The report opens by showing the Graph and the initial node of the Tree, as well as controls for splitting.
The graph represents the response on the vertical axis. The horizontal axis corresponds to observations, arranged by nodes. For each node, a black horizontal line shows the mean response. Within each split, there is a subsplit for treatment shown by a red or blue line. These lines indicate the mean responses for each of the two treatment groups within the split. The value ordering of the treatment column determines the placement order of these lines. As nodes are split, the graph updates to show the splits beneath the horizontal axis. Vertical lines divide the splits.
Beneath the graph are the control buttons: Split, Prune, and Go. The Go button only appears if there is a validation set. Also shown is the name of the Treatment column and its two levels, called Treatment1 and Treatment2. If more than two levels are specified for the Treatment column, all but the first level are treated as a single level and combined into Treatment2.
To the right of the Treatment column information is a report showing summary values relating to prediction. (Keep in mind that prediction is not the objective in uplift modeling.) The report updates as splitting occurs. If a validation set is used, values are shown for both the training and the validation sets.
The RSquare for the regression model associated with the tree. Note that the regression model includes interactions with the treatment column.
The root mean square error (RMSE) for the regression model associated with the tree. RMSE is only given for continuous responses. For more details, see Fitting Linear Models.
The Corrected Akaike Information Criterion (AICc), computed using the associated regression model. AICc is only given for continuous responses. For more details, see Fitting Linear Models.
The decision tree shows the splits used to model uplift. See Nodes for First Split for an example using the Hair Care Product.jmp sample data table. Each node contains the following information:
Only appears for two-level categorical responses. For each treatment level, the proportion of subjects in this node who responded.
Only appears for continuous responses. For each treatment level, the mean response for subjects in this node.
The t ratio for the test for a difference in response across the levels of Treatment for subjects in this node. If the response is categorical, it is treated as continuous (values 0 and 1) for this test.
The maximum logworth over all possible splits for the given term. The logworth corresponding to a split is -log10 of the adjusted p-value.
When the response is continuous, this is the F Ratio associated with the interaction term in a linear regression model. The regression model specifies the response as a linear function of the treatment, the binary split, and their interaction. When the response is categorical, this is the ChiSquare value for the interaction term in a nominal logistic model.
When the response is continuous, this is the coefficient of the interaction term in the linear regression model used in computing the F ratio. When the response is categorical, this is an estimate of the interaction constructed from Firth-adjusted log-odds ratios.
If the term is continuous, this is the point that defines the split. If the term is categorical, this describes the first (left) node.
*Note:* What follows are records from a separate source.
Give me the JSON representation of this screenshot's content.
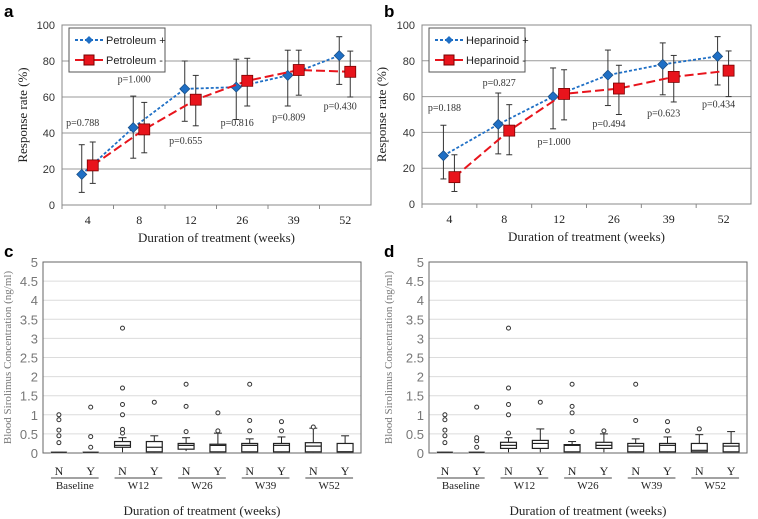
{
  "chart_data": [
    {
      "panel": "a",
      "type": "line",
      "xlabel": "Duration of treatment (weeks)",
      "ylabel": "Response rate (%)",
      "categories": [
        "4",
        "8",
        "12",
        "26",
        "39",
        "52"
      ],
      "ylim": [
        0,
        100
      ],
      "yticks": [
        0,
        20,
        40,
        60,
        80,
        100
      ],
      "grid": true,
      "legend": "top-left",
      "series": [
        {
          "name": "Petroleum +",
          "color": "#1f6fc5",
          "marker": "diamond",
          "values": [
            17,
            43,
            64.5,
            65.5,
            72,
            83
          ],
          "err_low": [
            7,
            26,
            46.5,
            47.5,
            55,
            67
          ],
          "err_high": [
            33.5,
            60.5,
            80,
            81,
            86,
            93.5
          ]
        },
        {
          "name": "Petroleum -",
          "color": "#e8141c",
          "marker": "square",
          "values": [
            22,
            42,
            58.5,
            69,
            75,
            74
          ],
          "err_low": [
            12,
            29,
            44,
            55,
            61,
            60
          ],
          "err_high": [
            35,
            57,
            72,
            81.5,
            86,
            85.5
          ]
        }
      ],
      "annotations": [
        {
          "text": "p=0.788",
          "category": 0,
          "y": 44
        },
        {
          "text": "p=1.000",
          "category": 1,
          "y": 68
        },
        {
          "text": "p=0.655",
          "category": 2,
          "y": 34
        },
        {
          "text": "p=0.816",
          "category": 3,
          "y": 44
        },
        {
          "text": "p=0.809",
          "category": 4,
          "y": 47
        },
        {
          "text": "p=0.430",
          "category": 5,
          "y": 53
        }
      ]
    },
    {
      "panel": "b",
      "type": "line",
      "xlabel": "Duration of treatment (weeks)",
      "ylabel": "Response rate (%)",
      "categories": [
        "4",
        "8",
        "12",
        "26",
        "39",
        "52"
      ],
      "ylim": [
        0,
        100
      ],
      "yticks": [
        0,
        20,
        40,
        60,
        80,
        100
      ],
      "grid": true,
      "legend": "top-left",
      "series": [
        {
          "name": "Heparinoid +",
          "color": "#1f6fc5",
          "marker": "diamond",
          "values": [
            27,
            44.5,
            60,
            72,
            78,
            82.5
          ],
          "err_low": [
            14,
            28,
            42,
            55,
            61,
            66.5
          ],
          "err_high": [
            44,
            62,
            76,
            86,
            90,
            93.5
          ]
        },
        {
          "name": "Heparinoid -",
          "color": "#e8141c",
          "marker": "square",
          "values": [
            15,
            41,
            61.5,
            64.5,
            71,
            74.5
          ],
          "err_low": [
            7,
            27.5,
            47,
            50,
            57,
            60
          ],
          "err_high": [
            27.5,
            55.5,
            75,
            77.5,
            83,
            85.5
          ]
        }
      ],
      "annotations": [
        {
          "text": "p=0.188",
          "category": 0,
          "y": 52
        },
        {
          "text": "p=0.827",
          "category": 1,
          "y": 66
        },
        {
          "text": "p=1.000",
          "category": 2,
          "y": 33
        },
        {
          "text": "p=0.494",
          "category": 3,
          "y": 43
        },
        {
          "text": "p=0.623",
          "category": 4,
          "y": 49
        },
        {
          "text": "p=0.434",
          "category": 5,
          "y": 54
        }
      ]
    },
    {
      "panel": "c",
      "type": "box",
      "xlabel": "Duration of treatment (weeks)",
      "ylabel": "Blood Sirolimus Concentration (ng/ml)",
      "ylim": [
        0,
        5
      ],
      "yticks": [
        "0",
        "0.5",
        "1",
        "1.5",
        "2",
        "2.5",
        "3",
        "3.5",
        "4",
        "4.5",
        "5"
      ],
      "grid": true,
      "groups": [
        "Baseline",
        "W12",
        "W26",
        "W39",
        "W52"
      ],
      "subgroups": [
        "N",
        "Y"
      ],
      "boxes": [
        {
          "group": "Baseline",
          "sub": "N",
          "stats": [
            0.02,
            0.02,
            0.02,
            0.02,
            0.02
          ],
          "outliers": [
            0.27,
            0.45,
            0.6,
            0.87,
            1.0
          ]
        },
        {
          "group": "Baseline",
          "sub": "Y",
          "stats": [
            0.02,
            0.02,
            0.02,
            0.02,
            0.02
          ],
          "outliers": [
            0.15,
            0.43,
            1.2
          ]
        },
        {
          "group": "W12",
          "sub": "N",
          "stats": [
            0.02,
            0.15,
            0.2,
            0.3,
            0.4
          ],
          "outliers": [
            0.52,
            0.62,
            1.0,
            1.27,
            1.7,
            3.27
          ]
        },
        {
          "group": "W12",
          "sub": "Y",
          "stats": [
            0.02,
            0.03,
            0.15,
            0.3,
            0.45
          ],
          "outliers": [
            1.33
          ]
        },
        {
          "group": "W26",
          "sub": "N",
          "stats": [
            0.05,
            0.1,
            0.2,
            0.25,
            0.4
          ],
          "outliers": [
            0.56,
            1.22,
            1.8
          ]
        },
        {
          "group": "W26",
          "sub": "Y",
          "stats": [
            0.02,
            0.03,
            0.2,
            0.23,
            0.52
          ],
          "outliers": [
            0.58,
            1.05
          ]
        },
        {
          "group": "W39",
          "sub": "N",
          "stats": [
            0.02,
            0.03,
            0.2,
            0.25,
            0.37
          ],
          "outliers": [
            0.58,
            0.85,
            1.8
          ]
        },
        {
          "group": "W39",
          "sub": "Y",
          "stats": [
            0.02,
            0.03,
            0.2,
            0.25,
            0.42
          ],
          "outliers": [
            0.58,
            0.82
          ]
        },
        {
          "group": "W52",
          "sub": "N",
          "stats": [
            0.02,
            0.03,
            0.18,
            0.27,
            0.65
          ],
          "outliers": [
            0.68
          ]
        },
        {
          "group": "W52",
          "sub": "Y",
          "stats": [
            0.02,
            0.03,
            0.03,
            0.25,
            0.45
          ],
          "outliers": []
        }
      ]
    },
    {
      "panel": "d",
      "type": "box",
      "xlabel": "Duration of treatment (weeks)",
      "ylabel": "Blood Sirolimus Concentration (ng/ml)",
      "ylim": [
        0,
        5
      ],
      "yticks": [
        "0",
        "0.5",
        "1",
        "1.5",
        "2",
        "2.5",
        "3",
        "3.5",
        "4",
        "4.5",
        "5"
      ],
      "grid": true,
      "groups": [
        "Baseline",
        "W12",
        "W26",
        "W39",
        "W52"
      ],
      "subgroups": [
        "N",
        "Y"
      ],
      "boxes": [
        {
          "group": "Baseline",
          "sub": "N",
          "stats": [
            0.02,
            0.02,
            0.02,
            0.02,
            0.02
          ],
          "outliers": [
            0.27,
            0.45,
            0.6,
            0.87,
            1.0
          ]
        },
        {
          "group": "Baseline",
          "sub": "Y",
          "stats": [
            0.02,
            0.02,
            0.02,
            0.02,
            0.02
          ],
          "outliers": [
            0.15,
            0.32,
            0.4,
            1.2
          ]
        },
        {
          "group": "W12",
          "sub": "N",
          "stats": [
            0.02,
            0.12,
            0.2,
            0.28,
            0.4
          ],
          "outliers": [
            0.52,
            1.0,
            1.27,
            1.7,
            3.27
          ]
        },
        {
          "group": "W12",
          "sub": "Y",
          "stats": [
            0.02,
            0.12,
            0.25,
            0.33,
            0.63
          ],
          "outliers": [
            1.33
          ]
        },
        {
          "group": "W26",
          "sub": "N",
          "stats": [
            0.02,
            0.03,
            0.2,
            0.22,
            0.3
          ],
          "outliers": [
            0.56,
            1.05,
            1.22,
            1.8
          ]
        },
        {
          "group": "W26",
          "sub": "Y",
          "stats": [
            0.02,
            0.12,
            0.2,
            0.28,
            0.5
          ],
          "outliers": [
            0.58
          ]
        },
        {
          "group": "W39",
          "sub": "N",
          "stats": [
            0.02,
            0.03,
            0.18,
            0.25,
            0.37
          ],
          "outliers": [
            0.85,
            1.8
          ]
        },
        {
          "group": "W39",
          "sub": "Y",
          "stats": [
            0.02,
            0.03,
            0.2,
            0.25,
            0.42
          ],
          "outliers": [
            0.58,
            0.82
          ]
        },
        {
          "group": "W52",
          "sub": "N",
          "stats": [
            0.02,
            0.03,
            0.07,
            0.25,
            0.48
          ],
          "outliers": [
            0.63
          ]
        },
        {
          "group": "W52",
          "sub": "Y",
          "stats": [
            0.02,
            0.03,
            0.18,
            0.25,
            0.56
          ],
          "outliers": []
        }
      ]
    }
  ]
}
With the exception of the options described below, all of the red triangle options for the Uplift report are described in the documentation for the Partition platform. For details about these options, see the Partition Models chapter in the Specialized Models book.
This option presents a window where you enter a number or a fractional portion of the total sample size to define the minimum size split allowed. To specify a number, enter a value greater than or equal to 1. To specify a fraction of the sample size, enter a value less than 1. The default value for the Uplift platform is set to 25 or the floor of the number of rows divided by 2,000, whichever value is greater.
This table and plot address a column’s contribution to the uplift tree structure. A column’s contribution is computed as the sum of the F Ratio values associated with its splits. Recall that these values measure the significance of the treatment-by-split interaction term in the linear regression model.
Consider the observations in the training set. Define uplift for an observation as the difference between the predicted probabilities or means across the levels of Treatment for the observation’s terminal node. These uplift values are sorted in descending order. On its vertical axis, the Uplift Graph shows the uplift values. On its horizontal axis, the graph shows the proportion of observations with each uplift value.
See Uplift Graph for an example of an Uplift Graph for the Hair Care Product.jmp sample data table after three splits. Note that, for two groups of subjects (males and non-blond women in the Age ≥ 42 group), the promotion has a negative effect.
The horizontal lines shown on the Uplift Graph delineate the graph for the validation set. Specifically, the decision tree is evaluated for the validation set and the Uplift Graph is constructed from the estimated uplifts.
Saves the estimated difference in mean responses across levels of Treatment for the observation’s node. This is the estimated uplift.